OLG Köln, 15.1.2001, 16 Wx 140/00, zur abweichenden Kostenverteilung für Wasser, Kanal, Strom und Müllabfuhr nicht nach Miteigentumsanteilen, sondern nach der Zahl der in den Haushalten lebenden Personen; BayObLG, 28.6.2002, 2Z BR 41/02

  • BayObLG, 28.6.2002, 2Z BR 41/02; Wenzel, ZWE 2001, 226, 233
  • Wenzel, ZWE 2001, 226, 235
  • OLG Hamm, 28.2.2000, 15 W 349/99; OLG Düsseldorf, 14.10.1998, 3 Wx 169/98, dort in Höhe von monatlich DM 5,00
  • OLG Frankfurt a.M., 4.1.2000, 20 W 414/99, DWE 2002, 141
  • Wenzel, ZWE 2001, 226, 236
  • OLG Frankfurt, 19.12.2000, 20 W 139/99
  • Wenzel, ZWE 2001, 226,230

2.6.10 Tierhaltungsverbot

Ist keine Vereinbarung zur Tierhaltung getroffen, können die Wohnungseigentümer eine ordnungsmäßige Gebrauchsregelung durch mehrheitliche Beschlussfassung treffen.
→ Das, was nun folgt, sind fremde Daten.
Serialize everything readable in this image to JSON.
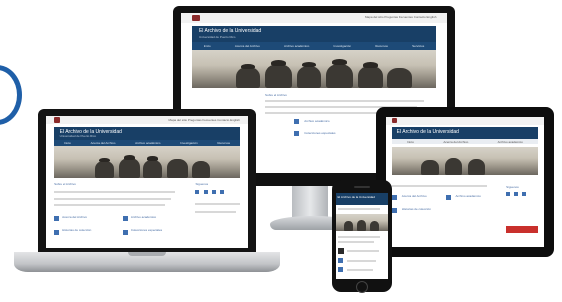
{
  "site": {
    "title_desktop": "El Archivo de la Universidad",
    "title_laptop": "El Archivo de la Universidad",
    "title_tablet": "El Archivo de la Universidad",
    "title_phone": "El Archivo de la Universidad",
    "top_links": "Mapa del sitio  Preguntas frecuentes  Contacto  English",
    "subtitle": "Universidad de Puerto Rico",
    "nav": [
      "Inicio",
      "Acerca del Archivo",
      "Archivo académico",
      "Investigación",
      "Recursos",
      "Servicios"
    ],
    "section_desktop": "Sobre el Archivo",
    "section_laptop": "Sobre el Archivo",
    "links": [
      "Acerca del Archivo",
      "Archivo académico",
      "Historias de colección",
      "Colecciones especiales"
    ],
    "social_label": "Síguenos"
  },
  "colors": {
    "banner": "#183f66",
    "nav": "#1d4a77",
    "accent": "#3f6fb0",
    "arc": "#1f5fa8"
  }
}
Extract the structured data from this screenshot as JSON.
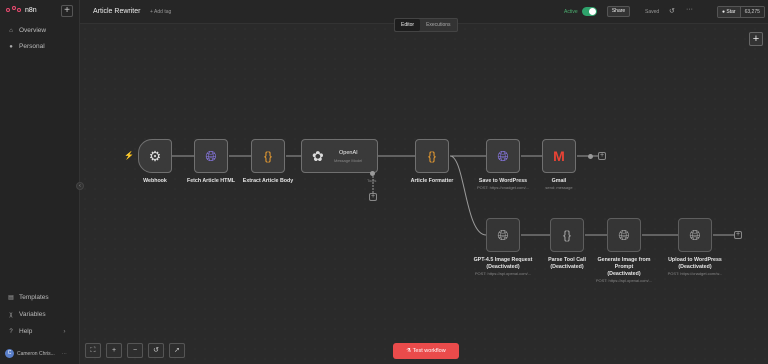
{
  "sidebar": {
    "brand": "n8n",
    "new_button": "+",
    "items": [
      {
        "label": "Overview",
        "icon": "home-icon"
      },
      {
        "label": "Personal",
        "icon": "user-icon"
      }
    ],
    "bottom_items": [
      {
        "label": "Templates",
        "icon": "templates-icon"
      },
      {
        "label": "Variables",
        "icon": "variables-icon"
      },
      {
        "label": "Help",
        "icon": "help-icon"
      }
    ],
    "user": {
      "initials": "C",
      "name": "Cameron Chris..."
    },
    "collapse": "‹"
  },
  "header": {
    "workflow_title": "Article Rewriter",
    "add_tag": "+ Add tag",
    "active_label": "Active",
    "share": "Share",
    "saved": "Saved",
    "github": {
      "label": "Star",
      "count": "63,275"
    }
  },
  "tabs": [
    {
      "label": "Editor",
      "active": true
    },
    {
      "label": "Executions",
      "active": false
    }
  ],
  "nodes": {
    "webhook": {
      "label": "Webhook"
    },
    "fetch": {
      "label": "Fetch Article HTML"
    },
    "extract": {
      "label": "Extract Article Body"
    },
    "openai": {
      "label": "OpenAI",
      "sub": "Message Model",
      "tool": "Tools"
    },
    "formatter": {
      "label": "Article Formatter"
    },
    "save_wp": {
      "label": "Save to WordPress",
      "sub": "POST: https://cnadget.com/..."
    },
    "gmail": {
      "label": "Gmail",
      "sub": "send: message"
    },
    "gpt_image": {
      "label": "GPT-4.5 Image Request",
      "label2": "(Deactivated)",
      "sub": "POST: https://api.openai.com/..."
    },
    "parse_tool": {
      "label": "Parse Tool Call",
      "label2": "(Deactivated)"
    },
    "gen_image": {
      "label": "Generate Image from",
      "label2": "Prompt",
      "label3": "(Deactivated)",
      "sub": "POST: https://api.openai.com/..."
    },
    "upload_wp": {
      "label": "Upload to WordPress",
      "label2": "(Deactivated)",
      "sub": "POST: https://cnadget.com/w..."
    }
  },
  "canvas": {
    "add_node": "+"
  },
  "toolbar": {
    "fit": "⛶",
    "zoom_in": "+",
    "zoom_out": "−",
    "reset": "↺",
    "select": "➚"
  },
  "test_workflow": "Test workflow",
  "colors": {
    "accent": "#ea4b4b",
    "active": "#2ea26b",
    "code": "#f0a030",
    "globe": "#8e7cf0"
  }
}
Ein Beschluss, der ein generelles Tierhaltungsverbot beinhaltet, entspricht allerdings nicht einem ordnungsmäßigen Gebrauch. Dennoch ist ein Mehrheitsbeschluss als vereinbarungsersetzender Mehrheitsbeschluss nicht nichtig, sondern nur anfechtbar.

Die Wohnungseigentümer sind in einem solchen Fall allerdings nicht gehindert, bei nächster Gelegenheit dieses Tierhaltungsverbot wiederum durch mehrheitliche Beschlussfassung aufzuheben, wobei eine Anfechtung wegen ordnungsmäßiger Gebrauchsregelung ins Leere gehen würde.

2.6.11 Umzugskostenpauschale

Den Wohnungseigentümern fehlt die Beschlusskompetenz, um rechtsergänzende Regelungen zur Erhebung einer Umzugskostenpauschale zu beschließen. Ein Mehrheitsbeschluss ist als gesetzesändernder Mehrheitsbeschluss nichtig .

2.6.12 Versorgungssperre - Abtrennung von Versorgungsleitungen bei Hausgeldrückständen

Wohnungseigentümer können bei erheblichen Hausgeldrückständen säumige Miteigentümer von den Versorgungsleistungen grundsätzlich durch mehrheitliche Beschlussfassung ausschließen (BGH, Beschluss vom 10.6.2005, V ZR 235/04; KG Berlin, Beschluss vom 8.8.2005, 24 W 112/04).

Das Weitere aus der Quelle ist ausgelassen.